Si può dire che la religione è “nei nostri geni” e può essere considerata come prodotto

della selezione naturale? Alcuni biologi evolutivi credono di sì, perché l’esistenza di

credenze religiose potrebbe procurare alcuni vantaggi agli individui o ai gruppi che le

sostengono. Ciò non è però ancora stato completamente provato. Parrebbe più prudente

ed empiricamente giustificato dire che la religione è con molta probabilità un

sottoprodotto di vari sistemi mentali che sono il risultato dell’evoluzione per selezione

naturale.

 

Possiamo sospendere la mente dalla religione?

Tenendo conto di tutto ciò, l’interpretazione della religione come “sonno della ragione”

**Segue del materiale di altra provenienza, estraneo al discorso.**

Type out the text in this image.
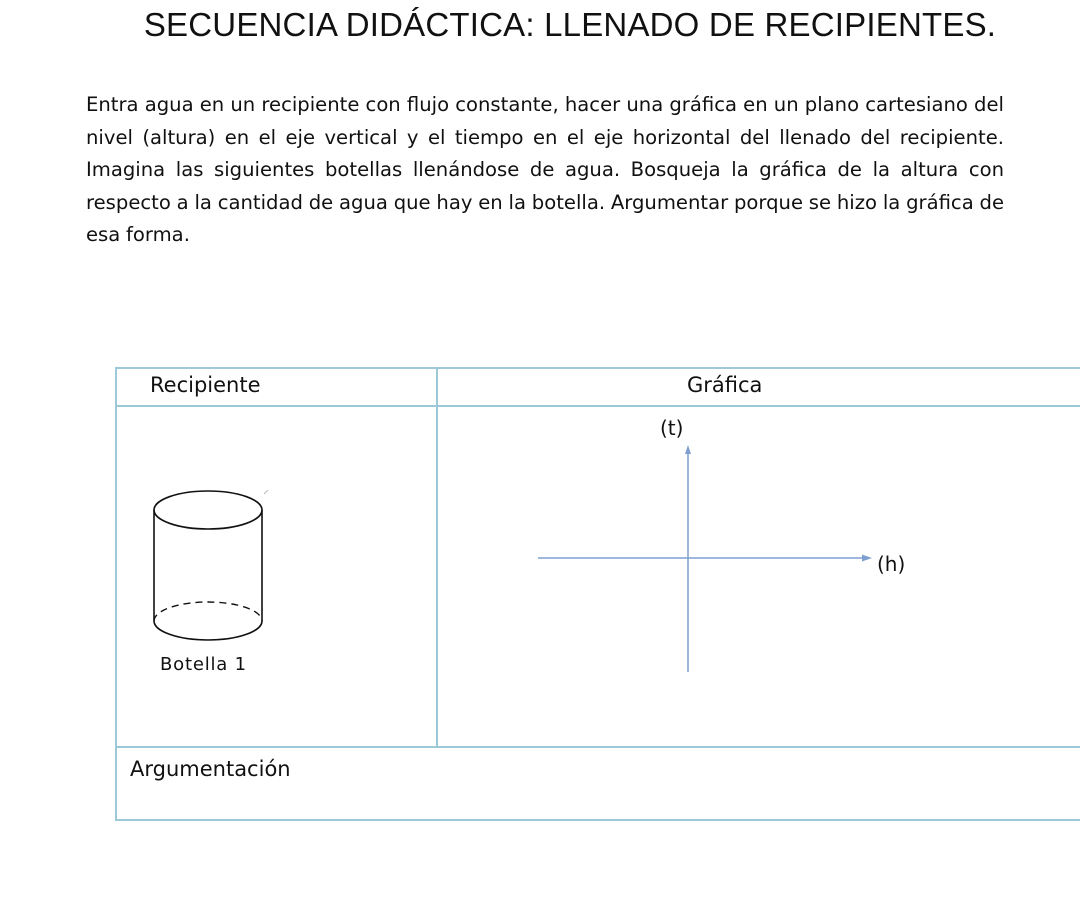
SECUENCIA DIDÁCTICA: LLENADO DE RECIPIENTES.

Entra agua en un recipiente con flujo constante, hacer una gráfica en un plano cartesiano del nivel (altura) en el eje vertical y el tiempo en el eje horizontal del llenado del recipiente. Imagina las siguientes botellas llenándose de agua. Bosqueja la gráfica de la altura con respecto a la cantidad de agua que hay en la botella. Argumentar porque se hizo la gráfica de esa forma.

Recipiente	Gráfica
Botella 1
(t)
(h)
Argumentación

diviene infine meno attraente. È chiaro che il credo religioso richieda la sospensione di

rigide regole attraverso le quali la maggioranza degli scienziati valuta le evidenze. Ma così

agisce normalmente il pensare comune, quello che sostiene le nostre intuizioni di

buonsenso riguardo l’ambiente circostante. Più sorprendentemente, le nozioni religiose

non sono affatto un dominio separato dall’attività cognitiva. Sono fortemente radicate nei

più profondi principî di funzioni cognitive. Innanzitutto, i concetti religiosi non sarebbero

così rilevanti se non violassero alcune delle nostre cognizioni più radicate (per esempio,

che gli agenti soprannaturali aleggino nell’aria, che gli esseri viventi invecchino e

muoiano, ecc.). Secondariamente, i concetti religiosi non sussisterebbero se non

8 Pinker, S. 1995. The Language Instinct. 1st HarperPerennial ed. New York : HarperPerennial, 494

confermassero molteplici principî intuitivi. Terzo punto, la maggior parte delle norme e

dei sentimenti religiosi è “parassita” nei confronti di sistemi che creano norme (per

esempio intuizioni morali) e sensazioni (per esempio la paura di contaminatori invisibili)

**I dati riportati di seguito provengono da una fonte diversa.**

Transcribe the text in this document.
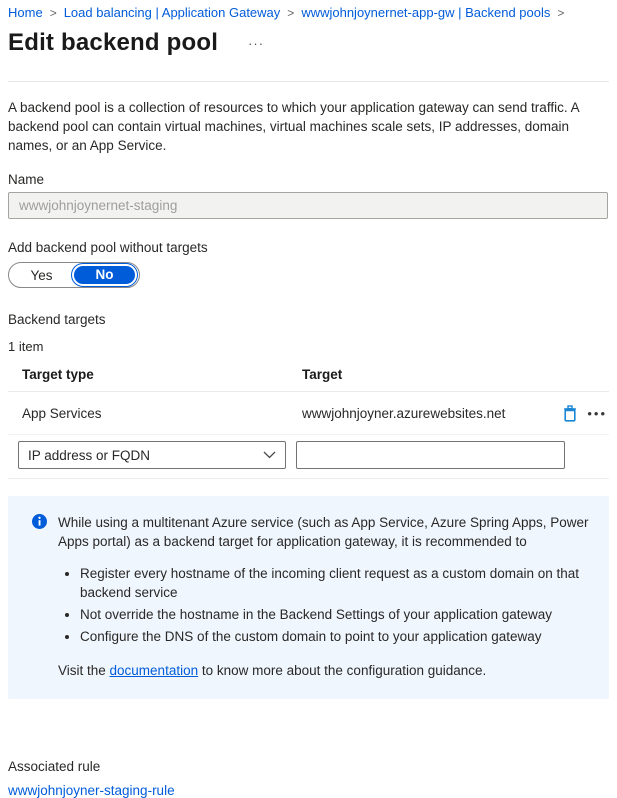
Home > Load balancing | Application Gateway > wwwjohnjoynernet-app-gw | Backend pools >
Edit backend pool	···

A backend pool is a collection of resources to which your application gateway can send traffic. A backend pool can contain virtual machines, virtual machines scale sets, IP addresses, domain names, or an App Service.

Name
wwwjohnjoynernet-staging
Add backend pool without targets
Yes	No
Backend targets
1 item
Target type	Target
App Services	wwwjohnjoyner.azurewebsites.net	•••
IP address or FQDN
While using a multitenant Azure service (such as App Service, Azure Spring Apps, Power Apps portal) as a backend target for application gateway, it is recommended to
• Register every hostname of the incoming client request as a custom domain on that backend service
• Not override the hostname in the Backend Settings of your application gateway
• Configure the DNS of the custom domain to point to your application gateway
Visit the documentation to know more about the configuration guidance.
Associated rule
wwwjohnjoyner-staging-rule
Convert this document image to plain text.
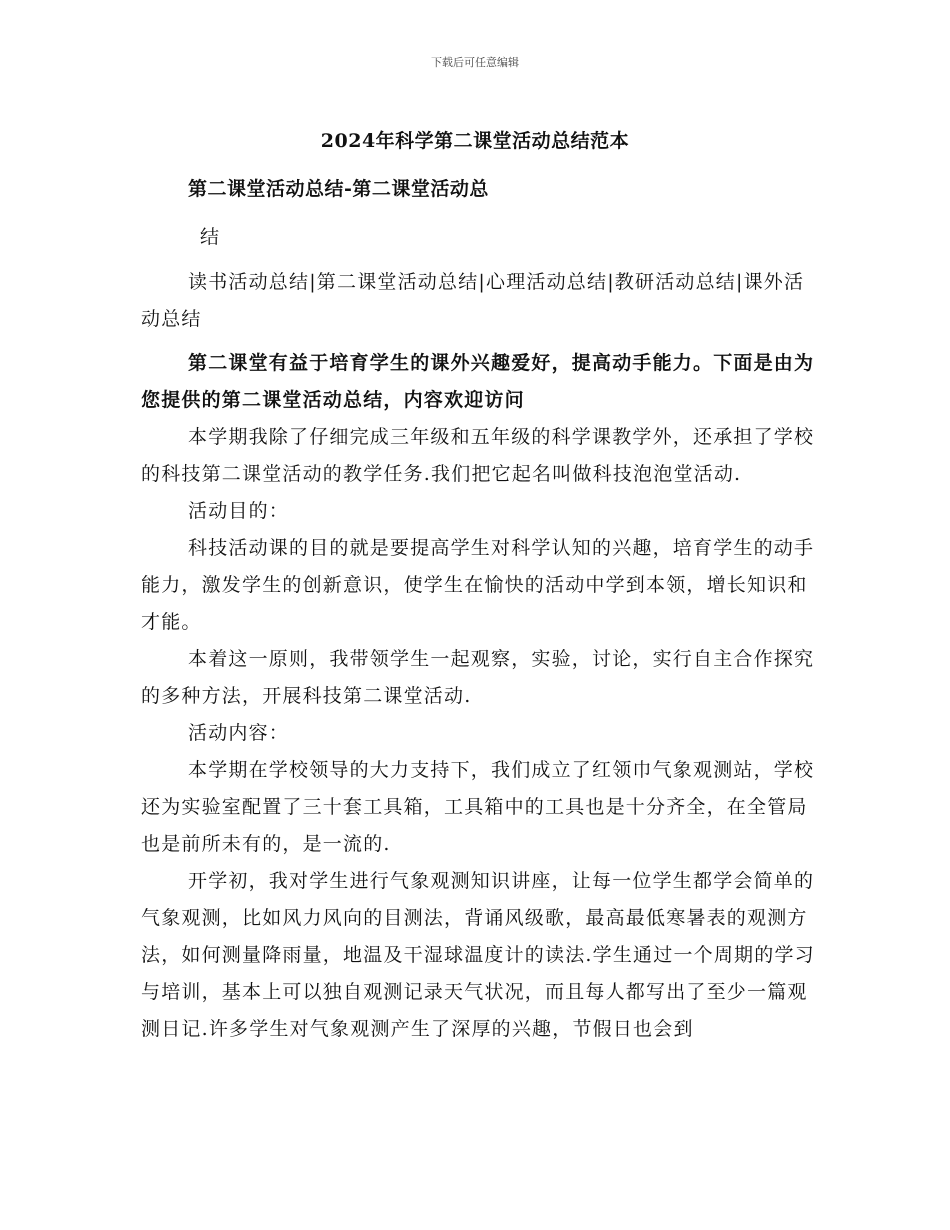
下载后可任意编辑
2024年科学第二课堂活动总结范本
第二课堂活动总结-第二课堂活动总
结

读书活动总结|第二课堂活动总结|心理活动总结|教研活动总结|课外活动总结

第二课堂有益于培育学生的课外兴趣爱好，提高动手能力。下面是由为您提供的第二课堂活动总结，内容欢迎访问

本学期我除了仔细完成三年级和五年级的科学课教学外，还承担了学校的科技第二课堂活动的教学任务.我们把它起名叫做科技泡泡堂活动.

活动目的：

科技活动课的目的就是要提高学生对科学认知的兴趣，培育学生的动手能力，激发学生的创新意识，使学生在愉快的活动中学到本领，增长知识和才能。

本着这一原则，我带领学生一起观察，实验，讨论，实行自主合作探究的多种方法，开展科技第二课堂活动.

活动内容：

本学期在学校领导的大力支持下，我们成立了红领巾气象观测站，学校还为实验室配置了三十套工具箱，工具箱中的工具也是十分齐全，在全管局也是前所未有的，是一流的.

开学初，我对学生进行气象观测知识讲座，让每一位学生都学会简单的气象观测，比如风力风向的目测法，背诵风级歌，最高最低寒暑表的观测方法，如何测量降雨量，地温及干湿球温度计的读法.学生通过一个周期的学习与培训，基本上可以独自观测记录天气状况，而且每人都写出了至少一篇观测日记.许多学生对气象观测产生了深厚的兴趣，节假日也会到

molto simili in contesti non religiosi.

 

In questo senso, la religione è molto più “naturale” di quanto non suggeriscano le

argomentazioni del “sonno della ragione”. La gente non si attiene a concetti di fantasmi

invisibili o avi o spiriti perché essa interrompe le proprie normali risorse cognitive, ma

piuttosto perché utilizza tali risorse per un contesto per il quale esse non erano destinate in

un primo tempo. Comunque, quel che serve a “pizzicare” la cognizione ordinaria,

richiesta per sostenere il pensiero religioso, è così insignificante che non dovrebbe

sorprendere vedere i concetti religiosi così diffusi e “resistenti” a contestazioni. La

situazione è simile negli ambiti dove la scienza ha chiaramente dimostrato i limiti o la

fallacia delle nostre intuizioni comuni. Sappiamo ora che i solidi sono in larga misura

composti da spazio vuoto, che le nostre menti non sono che un insieme di miliardi di

neuroni che guizzano in maniera ordinata, che alcuni processi fisici possono andare

indietro nel tempo, che le specie animali non hanno un’essenza eterna, che la gravitazione

è una curvatura spazio-temporale. Ora, anche gli scienziati vivono la quotidianità con la

convinzione che gli oggetti solidi siano pieni di materia, che le persone abbiano menti non

fisiche, che il tempo sia irreversibile, che i gatti differiscano essenzialmente dai cani, e che

gli oggetti cadano perché dotati di una massa.

In un certo senso, lo studio cognitivo della religione finisce per giustificare

un’intuizione generale, o come meglio esprime Jonathan Swift: «non si persuade un uomo

a fare qualcosa di cui non è persuaso».

La ragione per cui si studia ciò scientificamente è per dimostrare fino a che limite le

nozioni religiose possano essere concetti saldi e salienti nelle culture umane, non solo in

questo preciso momento ma per un lungo tempo a venire.